CHAPTER 30 GENERAL PROVISIONS RELATIVE TO STATE DEPARTMENTS, COMMISSIONS, OFFICERS AND EMPLOYEES
Section 61. All agencies, departments, boards, commissions and authorities of the commonwealth shall review, evaluate, and determine the impact on the natural environment of all works, projects or activities conducted by them and shall use all practicable means and measures to minimize damage to the environment. Unless a clear contrary intent is manifested, all statutes shall be interpreted and administered so as to minimize and prevent damage to the environment. Any determination made by an agency of the commonwealth shall include a finding describing the environmental impact, if any, of the project and a finding that all feasible measures have been taken to avoid or minimize said impact.
In considering and issuing permits, licenses and other administrative approvals and decisions, the respective agency, department, board, commission or authority shall also consider reasonably foreseeable climate change impacts, including additional greenhouse gas emissions, and effects, such as predicted sea level rise.
As used in this section and section sixty-two, “damage to the environment” shall mean any destruction, damage or impairment, actual or probable, to any of the natural resources of the commonwealth and shall include but not be limited to air pollution, water pollution, improper sewage disposal, pesticide pollution, excessive noise, improper operation of dumping grounds, reduction of groundwater levels, impairment of water quality, increases in flooding or storm water flows, impairment and eutrophication of rivers, streams, flood plains, lakes, ponds, or other surface or subsurface water resources; destruction of seashores, dunes, marine resources, underwater archaeological resources, wetlands, open spaces, natural areas, parks, or historic districts or sites. Damage to the environment shall not be construed to include any insignificant damage to or impairment of such resources.
My understanding is that the highlighted text became part of official law in 2009, and was added as a result of the Acts of 2008, which included Section 7 of Chapter 298, An Act enhancing Global Warming Solutions Act:
CHAPTER 298 AN ACT ESTABLISHING THE GLOBAL WARMING SOLUTIONS ACT.
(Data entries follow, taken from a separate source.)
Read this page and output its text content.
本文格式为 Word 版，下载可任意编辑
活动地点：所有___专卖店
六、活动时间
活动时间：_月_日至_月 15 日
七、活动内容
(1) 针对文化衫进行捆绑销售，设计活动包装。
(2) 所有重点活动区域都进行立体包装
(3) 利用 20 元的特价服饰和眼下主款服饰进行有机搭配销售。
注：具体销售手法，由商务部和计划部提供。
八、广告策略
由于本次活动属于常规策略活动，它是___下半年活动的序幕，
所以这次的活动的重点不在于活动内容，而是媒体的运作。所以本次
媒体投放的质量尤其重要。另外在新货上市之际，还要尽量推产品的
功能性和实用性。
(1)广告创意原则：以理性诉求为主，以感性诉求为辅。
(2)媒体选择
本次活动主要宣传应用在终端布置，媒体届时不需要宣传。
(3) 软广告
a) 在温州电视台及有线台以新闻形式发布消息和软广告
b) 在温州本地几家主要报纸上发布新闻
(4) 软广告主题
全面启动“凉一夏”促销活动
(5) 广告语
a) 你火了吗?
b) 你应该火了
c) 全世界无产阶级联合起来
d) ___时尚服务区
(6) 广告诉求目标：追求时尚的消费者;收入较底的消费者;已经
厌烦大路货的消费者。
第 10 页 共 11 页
Be it enacted by the Senate and House of Representatives in General Court assembled, and by the authority of the same as follows:
SECTION 7. Section 61 of chapter 30 of the General Laws is hereby amended by inserting after the first paragraph, as appearing in the 2006 Official Edition, the following paragraph:
In considering and issuing permits, licenses and other administrative approvals and decisions, the respective agency, department, board, commission or authority shall also consider reasonably foreseeable climate change impacts, including additional greenhouse gas emissions, and effects, such as predicted sea level rise.